Palo Alto Networks Inc. today introduced a new version of its Prisma Cloud cybersecurity platform that incorporates the technologies the company gained through its high-profile series of recent startup acquisitions.
Prisma Cloud is, as the name indicates, designed to protect companies’ hybrid and multicloud environments. It provides monitoring features for identifying security issues along with breach prevention tools that allow administrators to block threats.
The breach prevention capabilities are partially powered by software Palo Alto Networks bought through its purchase of Twistlock Ltd. and PureSec Ltd. in the middle of the year. Prisma Cloud connects to the development tools used by a company’s engineers to detect vulnerable code before it’s released. The platform can find security flaws in container images, serverless functions written for services such as AWS Lambda and the configuration templates software teams use to set up their infrastructure-as-a-service environments.
Prisma Cloud doubles as a monitoring tool. The platform visualizes security data collected from a company’s cloud infrastructure in dashboards that let administrators see at a glance if there any systems suffer from vulnerabilities. Another set of dashboards shows compliance violations, like if a repository of customer records isn’t configured in accordance with the European Union’s GDPR privacy regulation.
The monitoring features are the fruit of two startup deals that preceded Palo Alto Networks’ purchase of Twistlock and PureSec this year.
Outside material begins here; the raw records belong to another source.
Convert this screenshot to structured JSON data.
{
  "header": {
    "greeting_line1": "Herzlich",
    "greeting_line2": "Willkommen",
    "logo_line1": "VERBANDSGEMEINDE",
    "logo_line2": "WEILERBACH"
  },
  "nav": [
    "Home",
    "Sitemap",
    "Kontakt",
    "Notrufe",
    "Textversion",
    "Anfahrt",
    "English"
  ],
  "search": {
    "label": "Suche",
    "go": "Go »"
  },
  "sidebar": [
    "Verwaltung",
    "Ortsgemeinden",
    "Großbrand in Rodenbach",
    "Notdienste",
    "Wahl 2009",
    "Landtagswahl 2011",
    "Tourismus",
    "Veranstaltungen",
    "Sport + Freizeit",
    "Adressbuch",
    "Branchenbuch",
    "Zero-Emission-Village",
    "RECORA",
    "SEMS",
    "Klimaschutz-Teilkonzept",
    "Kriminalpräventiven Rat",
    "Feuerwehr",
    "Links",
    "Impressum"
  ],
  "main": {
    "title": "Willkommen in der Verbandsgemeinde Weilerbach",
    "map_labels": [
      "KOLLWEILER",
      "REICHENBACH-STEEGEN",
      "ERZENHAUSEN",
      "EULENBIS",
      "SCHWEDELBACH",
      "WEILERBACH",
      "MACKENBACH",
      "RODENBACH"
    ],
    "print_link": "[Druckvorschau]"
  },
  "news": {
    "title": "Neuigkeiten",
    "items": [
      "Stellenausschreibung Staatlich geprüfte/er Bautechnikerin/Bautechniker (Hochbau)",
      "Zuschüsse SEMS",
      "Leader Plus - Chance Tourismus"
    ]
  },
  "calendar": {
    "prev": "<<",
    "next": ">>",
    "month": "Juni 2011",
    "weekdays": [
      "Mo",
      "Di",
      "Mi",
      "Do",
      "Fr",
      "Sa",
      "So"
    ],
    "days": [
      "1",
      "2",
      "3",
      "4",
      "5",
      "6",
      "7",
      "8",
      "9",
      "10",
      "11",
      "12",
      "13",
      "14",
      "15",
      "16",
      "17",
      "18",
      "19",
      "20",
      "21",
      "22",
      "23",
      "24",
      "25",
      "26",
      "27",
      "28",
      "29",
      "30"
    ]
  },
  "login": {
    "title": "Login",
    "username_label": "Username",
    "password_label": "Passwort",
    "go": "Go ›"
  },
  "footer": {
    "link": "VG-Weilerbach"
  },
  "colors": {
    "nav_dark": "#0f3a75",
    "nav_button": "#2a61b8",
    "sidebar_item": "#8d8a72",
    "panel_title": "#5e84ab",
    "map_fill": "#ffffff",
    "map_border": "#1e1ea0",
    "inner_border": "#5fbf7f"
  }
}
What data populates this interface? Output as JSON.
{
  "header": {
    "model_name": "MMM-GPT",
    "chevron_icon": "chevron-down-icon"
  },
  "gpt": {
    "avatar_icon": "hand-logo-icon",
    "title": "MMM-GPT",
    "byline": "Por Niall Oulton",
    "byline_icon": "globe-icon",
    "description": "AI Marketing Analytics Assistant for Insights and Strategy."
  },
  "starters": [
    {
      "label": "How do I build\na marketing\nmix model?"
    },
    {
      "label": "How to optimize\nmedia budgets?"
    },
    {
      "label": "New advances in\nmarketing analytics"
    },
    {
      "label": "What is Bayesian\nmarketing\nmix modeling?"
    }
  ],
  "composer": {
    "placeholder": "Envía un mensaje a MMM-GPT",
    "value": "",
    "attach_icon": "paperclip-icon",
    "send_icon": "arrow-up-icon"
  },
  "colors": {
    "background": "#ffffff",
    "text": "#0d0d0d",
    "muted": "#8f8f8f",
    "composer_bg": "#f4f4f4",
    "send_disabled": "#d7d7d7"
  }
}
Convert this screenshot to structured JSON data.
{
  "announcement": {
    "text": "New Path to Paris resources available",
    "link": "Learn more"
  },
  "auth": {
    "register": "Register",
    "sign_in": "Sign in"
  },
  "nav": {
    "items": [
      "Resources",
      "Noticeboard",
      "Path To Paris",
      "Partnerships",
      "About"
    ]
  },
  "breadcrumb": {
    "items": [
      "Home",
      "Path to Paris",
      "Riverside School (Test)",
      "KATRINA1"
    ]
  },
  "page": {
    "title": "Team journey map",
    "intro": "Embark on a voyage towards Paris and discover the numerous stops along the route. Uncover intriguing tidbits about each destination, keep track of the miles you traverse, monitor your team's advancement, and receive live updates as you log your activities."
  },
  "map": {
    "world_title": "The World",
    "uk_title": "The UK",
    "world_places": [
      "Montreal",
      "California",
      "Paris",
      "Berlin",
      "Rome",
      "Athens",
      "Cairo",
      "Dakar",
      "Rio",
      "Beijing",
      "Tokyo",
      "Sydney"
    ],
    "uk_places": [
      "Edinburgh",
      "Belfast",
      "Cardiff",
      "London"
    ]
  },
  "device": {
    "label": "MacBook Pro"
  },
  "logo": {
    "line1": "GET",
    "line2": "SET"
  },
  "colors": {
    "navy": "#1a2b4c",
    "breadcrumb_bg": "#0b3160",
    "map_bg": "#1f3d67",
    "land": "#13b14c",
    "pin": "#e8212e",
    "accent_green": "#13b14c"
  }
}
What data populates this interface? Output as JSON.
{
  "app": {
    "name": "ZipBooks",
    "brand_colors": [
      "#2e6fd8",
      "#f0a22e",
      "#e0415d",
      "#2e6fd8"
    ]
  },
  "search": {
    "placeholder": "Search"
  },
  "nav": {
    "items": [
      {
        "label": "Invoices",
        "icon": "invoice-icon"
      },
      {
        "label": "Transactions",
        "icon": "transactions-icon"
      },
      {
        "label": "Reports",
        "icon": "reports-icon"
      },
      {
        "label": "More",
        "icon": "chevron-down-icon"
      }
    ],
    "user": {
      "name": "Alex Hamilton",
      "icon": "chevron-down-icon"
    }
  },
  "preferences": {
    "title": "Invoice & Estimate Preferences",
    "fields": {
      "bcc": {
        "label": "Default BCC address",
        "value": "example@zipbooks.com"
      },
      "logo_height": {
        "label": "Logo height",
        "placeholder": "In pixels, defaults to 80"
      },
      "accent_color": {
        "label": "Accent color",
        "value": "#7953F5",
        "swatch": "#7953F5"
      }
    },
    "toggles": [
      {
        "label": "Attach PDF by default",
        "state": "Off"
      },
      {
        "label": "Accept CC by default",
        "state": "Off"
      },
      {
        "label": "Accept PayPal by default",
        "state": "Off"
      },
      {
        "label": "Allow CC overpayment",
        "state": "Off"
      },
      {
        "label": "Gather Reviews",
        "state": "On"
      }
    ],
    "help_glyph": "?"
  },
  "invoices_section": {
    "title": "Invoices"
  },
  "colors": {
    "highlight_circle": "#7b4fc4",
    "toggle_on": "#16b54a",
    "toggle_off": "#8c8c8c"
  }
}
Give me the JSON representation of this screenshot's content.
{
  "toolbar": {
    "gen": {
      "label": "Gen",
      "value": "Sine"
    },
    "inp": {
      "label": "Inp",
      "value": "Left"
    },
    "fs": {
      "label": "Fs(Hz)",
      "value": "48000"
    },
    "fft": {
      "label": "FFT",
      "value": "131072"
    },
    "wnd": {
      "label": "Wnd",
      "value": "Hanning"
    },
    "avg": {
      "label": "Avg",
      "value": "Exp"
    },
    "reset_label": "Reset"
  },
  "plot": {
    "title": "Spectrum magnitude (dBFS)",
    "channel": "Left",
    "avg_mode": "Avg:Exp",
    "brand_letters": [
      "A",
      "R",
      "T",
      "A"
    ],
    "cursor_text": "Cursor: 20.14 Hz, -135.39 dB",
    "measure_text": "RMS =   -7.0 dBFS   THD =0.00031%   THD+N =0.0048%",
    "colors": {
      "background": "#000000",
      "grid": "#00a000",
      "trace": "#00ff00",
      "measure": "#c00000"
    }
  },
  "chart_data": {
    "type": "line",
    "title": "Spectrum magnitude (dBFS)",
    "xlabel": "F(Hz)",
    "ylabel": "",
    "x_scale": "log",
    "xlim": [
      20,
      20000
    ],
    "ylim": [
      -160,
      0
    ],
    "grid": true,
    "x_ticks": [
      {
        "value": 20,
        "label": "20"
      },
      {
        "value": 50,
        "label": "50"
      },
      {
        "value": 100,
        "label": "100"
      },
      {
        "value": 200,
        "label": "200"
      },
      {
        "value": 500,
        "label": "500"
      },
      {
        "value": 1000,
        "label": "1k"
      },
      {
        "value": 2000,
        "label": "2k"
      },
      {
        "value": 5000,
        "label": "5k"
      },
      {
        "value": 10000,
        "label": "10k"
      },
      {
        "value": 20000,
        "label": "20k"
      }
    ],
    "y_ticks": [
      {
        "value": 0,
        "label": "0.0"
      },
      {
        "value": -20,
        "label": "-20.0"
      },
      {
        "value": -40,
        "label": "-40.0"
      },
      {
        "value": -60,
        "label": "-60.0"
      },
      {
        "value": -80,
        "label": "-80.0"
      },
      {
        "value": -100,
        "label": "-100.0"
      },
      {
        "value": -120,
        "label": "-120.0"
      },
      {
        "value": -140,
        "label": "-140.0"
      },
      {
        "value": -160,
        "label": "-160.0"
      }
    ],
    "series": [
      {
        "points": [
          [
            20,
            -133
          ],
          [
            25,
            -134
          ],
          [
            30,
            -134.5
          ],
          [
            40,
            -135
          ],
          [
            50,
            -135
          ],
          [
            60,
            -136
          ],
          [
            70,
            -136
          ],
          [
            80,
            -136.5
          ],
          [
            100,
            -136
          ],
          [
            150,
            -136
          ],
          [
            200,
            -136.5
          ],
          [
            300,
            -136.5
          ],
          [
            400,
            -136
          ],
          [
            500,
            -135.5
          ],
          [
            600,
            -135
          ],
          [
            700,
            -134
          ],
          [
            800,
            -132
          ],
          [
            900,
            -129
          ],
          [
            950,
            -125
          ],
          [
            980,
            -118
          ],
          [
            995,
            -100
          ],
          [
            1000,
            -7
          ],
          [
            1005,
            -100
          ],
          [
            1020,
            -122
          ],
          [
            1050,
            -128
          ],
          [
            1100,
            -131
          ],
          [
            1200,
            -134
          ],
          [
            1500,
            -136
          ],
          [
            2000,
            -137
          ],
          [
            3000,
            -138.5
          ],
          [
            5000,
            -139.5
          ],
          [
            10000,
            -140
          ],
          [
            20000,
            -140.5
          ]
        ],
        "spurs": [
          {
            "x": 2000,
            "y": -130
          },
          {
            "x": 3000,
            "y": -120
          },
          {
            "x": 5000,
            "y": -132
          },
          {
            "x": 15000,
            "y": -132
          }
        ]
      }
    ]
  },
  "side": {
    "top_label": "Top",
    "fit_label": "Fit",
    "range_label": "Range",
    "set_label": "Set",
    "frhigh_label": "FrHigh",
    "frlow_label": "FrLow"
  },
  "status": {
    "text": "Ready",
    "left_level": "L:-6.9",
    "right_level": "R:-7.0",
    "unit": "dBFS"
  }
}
The company shelled out $300 million for infrastructure visibility provider Evident.io Inc. in March of 2018, then paid $173 million to buy RedLock Inc., which developed software that helped companies spot suspicious activity on their systems.
“Customers can now use Prisma Cloud as a single pane of glass to secure their entire application lifecycle from build to deploy to run across IaaS, PaaS, network, storage, host, container and serverless,” Palo Alto Networks product management director Patrick Chang and marketing manager Ron Harnik wrote in a blog post.
The next technology the company will bake into Prisma Cloud will be Aporeto Inc.’s microsegmentation software. Palo Alto Networks on Monday entered a $150 million agreement to acquire the startup, which develops tools that enable organizations to isolate their cloud applications from one another to limit the fallout in case one of the workloads is compromised.